Overview
Paleoclimate science aims to understand how Earth’s climate has varied over time by integrating a broad range of evidence from the natural and human world. Over the last decades, paleoclimate research has advanced understanding of the magnitudes, rates, and drivers of past climate variability on a range of timescales, providing a baseline and understanding for use in assessing current and future climate variability and change. These advances reflect progress in developing and understanding new proxies—indirect indicators of past climates preserved in climate archives—as well as in integrating these proxy records with numerical models.
The National Academies of Sciences, Engineering, and Medicine convened a workshop on June 21-23, 2021, to identify potential future paleoclimate research directions that will help advance the understanding of past, current, and future change in the Earth’s climate system. Using broad community input that was collected through an online questionnaire, workshop participants discussed gaps in current understanding of past climate variability and processes and new research strategies and technological capabilities that could practically be undertaken to effectively fill these knowledge gaps.
The Paleo Perspectives on Climate Change (P2C2) program of the National Science Foundation (NSF) has advanced proxy development, data-model comparisons, and synthesis work to understand Earth’s climate system in the past and facilitated interdisciplinary collaboration that has contributed to the growth of the field of paleoclimate research. Research questions that have driven the P2C2 program over the past decade remain relevant to informing understanding of current and future climate states. Workshop participants highlighted potential opportunities for the P2C2 program to be refined and broadened to advance understanding of past climate variability and processes that can inform the public and decision makers about the future.
Workshop discussions highlighted both emerging areas of research and relevant questions that the community is currently trying to address. Participants described an interest in shifting attention from global and annual spatiotemporal scales to more specific regional and seasonal scales, in part to make policy-relevant connections to the local impacts of climate change. Emerging scientific areas of interest included hydroclimate during past warm periods; connections between the biosphere, marine, and terrestrial ecosystems; and the carbon cycle. These research questions indicate the importance of also understanding large-scale processes in combination with the interest in shorter temporal and smaller spatial scales. Remaining questions
crucial to the understanding of the high latitudes and their feedbacks in the climate system include the nature of past ice-sheet extent and the dynamics of glacial-interglacial cycles. Focusing on obtaining data from areas historically devoid of data—for example, the Pacific, Southern Ocean, and Antarctica—offers opportunities to advance understanding of these questions. Workshop participants acknowledged that while the paleoclimate record holds no perfect, single analog for the future given the current and predicted rate and magnitude of change, there is value in studying both warm and cold climates in the past. To make paleoclimate research more relevant to the nexus of science and decision making, participants shared ideas focusing on human-relevant timescales, extreme events, and the connections between climate and life that could be placed in local contexts.
Tools and strategies to advance these new research directions were also an essential part of the workshop discussions. With respect to proxies, participants discussed better understanding of the types of information that proxies record, such as disentangling temperature and carbon dioxide (CO2) records that may be recording interdependent information. In addition to developing new proxies and improving spatiotemporal coverage of records, participants described how devoting resources to modern process studies and ground truthing existing proxies could be useful. Sample and data archiving and sharing were also discussed, and the lack of community infrastructure was noted as a potential barrier to the accessibility of paleoclimate records. There was interest among some participants in putting resources behind building community databases that would serve as dynamic resources and facilitate synthesis work, instead of relying on the current volunteer-based model. Participants also looked toward new statistical tools, such as data assimilation, to use models and data together and at ways to use data-model comparisons to constrain uncertainty and inform future climate change.
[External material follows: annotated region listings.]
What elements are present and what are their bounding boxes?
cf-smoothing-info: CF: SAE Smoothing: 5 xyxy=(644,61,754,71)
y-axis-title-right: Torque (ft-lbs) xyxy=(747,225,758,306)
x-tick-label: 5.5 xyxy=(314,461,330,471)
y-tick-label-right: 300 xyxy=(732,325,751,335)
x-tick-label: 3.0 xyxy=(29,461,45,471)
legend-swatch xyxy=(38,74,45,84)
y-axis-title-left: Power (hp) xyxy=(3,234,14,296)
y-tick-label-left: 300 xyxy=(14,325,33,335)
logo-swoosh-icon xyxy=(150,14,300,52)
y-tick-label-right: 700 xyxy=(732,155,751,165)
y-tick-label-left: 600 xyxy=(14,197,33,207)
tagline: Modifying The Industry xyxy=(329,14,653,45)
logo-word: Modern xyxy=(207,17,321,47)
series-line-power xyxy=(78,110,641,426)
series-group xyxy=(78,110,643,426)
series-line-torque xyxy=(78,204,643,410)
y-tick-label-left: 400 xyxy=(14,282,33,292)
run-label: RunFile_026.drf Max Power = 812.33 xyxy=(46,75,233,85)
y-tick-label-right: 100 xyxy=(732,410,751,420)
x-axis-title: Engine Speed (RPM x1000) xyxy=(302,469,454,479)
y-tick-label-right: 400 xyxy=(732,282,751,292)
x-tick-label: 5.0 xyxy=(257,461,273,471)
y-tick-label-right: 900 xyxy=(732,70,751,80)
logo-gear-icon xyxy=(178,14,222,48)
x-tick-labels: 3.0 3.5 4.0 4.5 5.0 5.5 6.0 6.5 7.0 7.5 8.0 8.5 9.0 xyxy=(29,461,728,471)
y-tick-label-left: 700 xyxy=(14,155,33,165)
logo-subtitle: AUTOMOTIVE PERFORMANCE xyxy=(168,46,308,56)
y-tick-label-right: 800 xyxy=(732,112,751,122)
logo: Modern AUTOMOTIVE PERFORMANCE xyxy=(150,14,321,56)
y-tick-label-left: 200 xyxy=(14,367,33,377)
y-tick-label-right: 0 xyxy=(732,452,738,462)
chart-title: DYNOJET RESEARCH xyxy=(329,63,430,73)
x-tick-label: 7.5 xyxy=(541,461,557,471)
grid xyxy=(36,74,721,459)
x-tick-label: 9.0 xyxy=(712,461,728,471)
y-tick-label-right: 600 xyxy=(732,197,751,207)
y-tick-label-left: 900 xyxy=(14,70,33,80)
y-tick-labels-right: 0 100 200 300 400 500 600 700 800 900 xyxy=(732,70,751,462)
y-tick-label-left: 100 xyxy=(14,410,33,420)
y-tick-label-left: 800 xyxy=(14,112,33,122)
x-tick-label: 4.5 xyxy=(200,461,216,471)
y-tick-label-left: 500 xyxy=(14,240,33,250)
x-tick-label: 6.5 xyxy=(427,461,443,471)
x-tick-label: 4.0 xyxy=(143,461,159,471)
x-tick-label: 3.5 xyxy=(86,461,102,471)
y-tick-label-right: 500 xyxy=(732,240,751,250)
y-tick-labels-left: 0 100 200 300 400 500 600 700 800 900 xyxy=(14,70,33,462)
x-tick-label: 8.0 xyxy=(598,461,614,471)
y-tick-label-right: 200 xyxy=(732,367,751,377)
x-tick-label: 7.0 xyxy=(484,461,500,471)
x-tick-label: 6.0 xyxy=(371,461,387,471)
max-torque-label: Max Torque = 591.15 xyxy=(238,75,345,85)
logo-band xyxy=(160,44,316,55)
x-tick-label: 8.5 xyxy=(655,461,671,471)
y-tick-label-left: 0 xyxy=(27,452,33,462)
Issues around belonging, accessibility, justice, equity, diversity, and inclusion were central to the workshop discussions on advancing paleoclimate research questions. In addition to strategies around skillset and equity-minded training, and tracking metrics for progress to enhance diversity and inclusion in the paleoclimate field (particularly for early career researchers), discussions also centered on knowledge coproduction. Some participants suggested that programmatic and financial support for efforts to engage and establish long-term relationships with local communities may be necessary in order to inform the development of new science questions.